Le paysan provençal était alors connu pour être grand amateur de petits oiseaux. Il les chassait soit au poste ( environ 4 000 ont été dénombrés en Provence à la fin du XVIIIème siècle), soit à l’agachon (en français, à l’affût, du provençal-occitan "agachar", signifiant "regarder") dans une borie (petit édifice en pierres sèches) spécialement aménagée, soit à la pipée en imitant dans un sifflet spécial de cri de l’oiseau, soit à l’appeau avec un oiseau en cage ou empaillé (à Tourtour,, on dit les "appelants"). Toutes les espèces étaient chassées : tourterelles, perdrix (perdreaux et bartavelles) grives, merles, cailles, sarcelles, macreuses, canard, pluviers, courlis, (et les petits oiseaux comme les pinsons et les rouges-gorges - les rigaoùs -, chasse interdite de nos jours !). Le gibier était souvent gardé plusieurs jours avant d’être consommé : la viande faisandée était largement appréciée . Les historiens ont prouvé que le faisan était considéré -par les gastronomes du temps jadis- meilleur après "un mois de mort" et que les bécasses n’arrivaient à point sur la table qu’après deux mois "d’attente de cuisson" : (cela nécessitait donc d’avoir un agenda précis pour la programmation des repas !).

Pour le gros gibier, la Société de Chasse de Tourtour n’avait pas encore été reconnue d’utilité publique et la chasse au lapin, lièvre et autre sanglier était moins courue, car imposée par des taxes locales et des forts droits seigneuriaux . Il n’en allait pas de même pour la pêche qui était libre : les truites étaient nombreuses dans les ruisseaux du village, et les écrevisses faisaient la joie des gourmets : quand Mariette fait visiter le village de Tourtour aux touristes, elle indique l’emplacement d’anciens bassins (en pierre) pour la culture des écrevisses (l’astaciculture), dans le grand pré de Beauvezet (avec un Z à l’époque) , le petit ilot de rochers, à gauche en regardant la bastide .

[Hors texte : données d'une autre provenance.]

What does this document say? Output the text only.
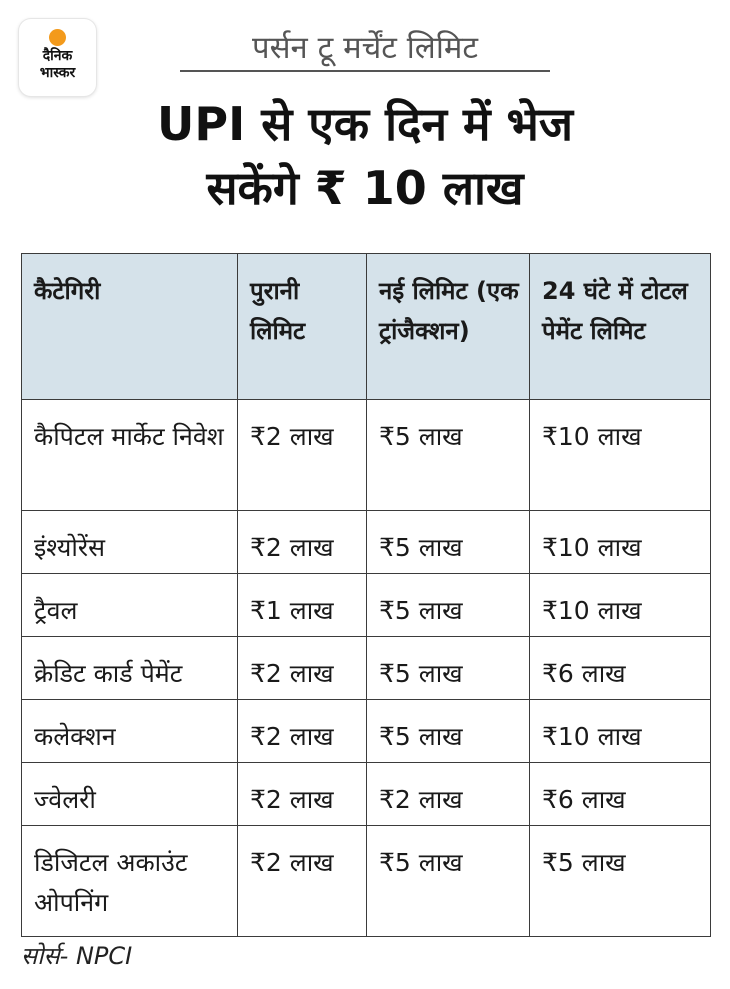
दैनिक
भास्कर
पर्सन टू मर्चेंट लिमिट
UPI से एक दिन में भेज
सकेंगे ₹ 10 लाख
कैटेगिरी	पुरानी लिमिट	नई लिमिट (एक ट्रांजैक्शन)	24 घंटे में टोटल पेमेंट लिमिट
कैपिटल मार्केट निवेश	₹2 लाख	₹5 लाख	₹10 लाख
इंश्योरेंस	₹2 लाख	₹5 लाख	₹10 लाख
ट्रैवल	₹1 लाख	₹5 लाख	₹10 लाख
क्रेडिट कार्ड पेमेंट	₹2 लाख	₹5 लाख	₹6 लाख
कलेक्शन	₹2 लाख	₹5 लाख	₹10 लाख
ज्वेलरी	₹2 लाख	₹2 लाख	₹6 लाख
डिजिटल अकाउंट ओपनिंग	₹2 लाख	₹5 लाख	₹5 लाख
सोर्स- NPCI
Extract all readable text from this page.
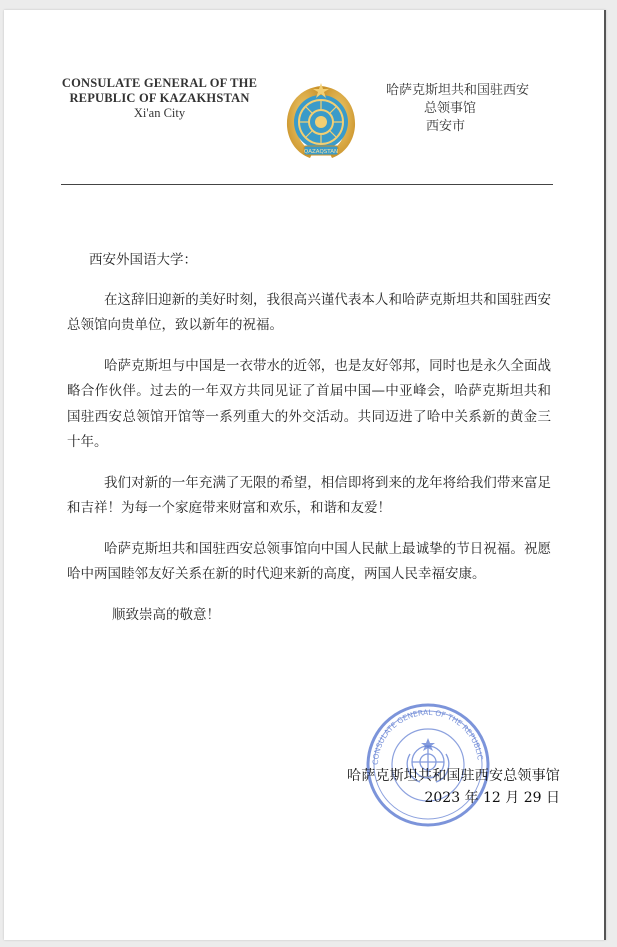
CONSULATE GENERAL OF THE
REPUBLIC OF KAZAKHSTAN
Xi'an City
QAZAQSTAN
哈萨克斯坦共和国驻西安
总领事馆
西安市
西安外国语大学：

在这辞旧迎新的美好时刻，我很高兴谨代表本人和哈萨克斯坦共和国驻西安总领馆向贵单位，致以新年的祝福。

哈萨克斯坦与中国是一衣带水的近邻，也是友好邻邦，同时也是永久全面战略合作伙伴。过去的一年双方共同见证了首届中国—中亚峰会，哈萨克斯坦共和国驻西安总领馆开馆等一系列重大的外交活动。共同迈进了哈中关系新的黄金三十年。

我们对新的一年充满了无限的希望，相信即将到来的龙年将给我们带来富足和吉祥！为每一个家庭带来财富和欢乐，和谐和友爱！

哈萨克斯坦共和国驻西安总领事馆向中国人民献上最诚挚的节日祝福。祝愿哈中两国睦邻友好关系在新的时代迎来新的高度，两国人民幸福安康。

顺致崇高的敬意！

CONSULATE GENERAL OF THE REPUBLIC
哈萨克斯坦共和国驻西安总领事馆
2023 年 12 月 29 日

Autre type de conservation avec la "moutounesse", qui permettait de conserver la viande des ovins blessés par chutes, par attaque de loups, ou encore atteints de tournis dans les alpages ou durant la transhumance : le mouton abattu était écorché et désossé ; sa chair découpée, mise à plat sur la peau, généreusement salée, puis la peau était repliée et le tout fortement comprimé pendant un mois au bout duquel la viande, déballée, était mise à sécher au soleil avant d’être fumée.(avant de la manger, on comprend facilement qu’il valait mieux d’abord la laisser deux heures se ramollir dans un potage de légumes !).

Repas type des paysans tourtourains au XVIIème siècle : (exemple de repas pour une journée de paysan) :

 

Lever du soleil  : du pain noir tartiné au saindoux et bouillon chaud ou bien de la bouillie de céréales au lait. Du miel pour les chanceux.
Dîner :  vers 11 h - 12 h , un « déjeuner laboureur », pain noir et fromage, fruits secs (noix, noisettes, châtaignes grillées) vin, du lait. S’il est chanceux, il peu avoir un peu de viande froide (souvent du porc) lard ou salaison, volaille.
Souper
 :
au coucher du soleil, donc cela peut varier avec les saisons. Le repas principal est soupe de légumes, soupe au chou ou lentilles, pois cassés avec pain noir trempé. Les plus chanceux auront également un peu de viande( ou du lard) ou de poisson (frais ou fumé) et du pain blanc, fruits frais ou secs.
Le repas peut être constitué aussi de soupe et de galettes (sortes de crêpes épaisses) ou d’oeufs cuisinés.
Les mets étaient généralement très peu salés.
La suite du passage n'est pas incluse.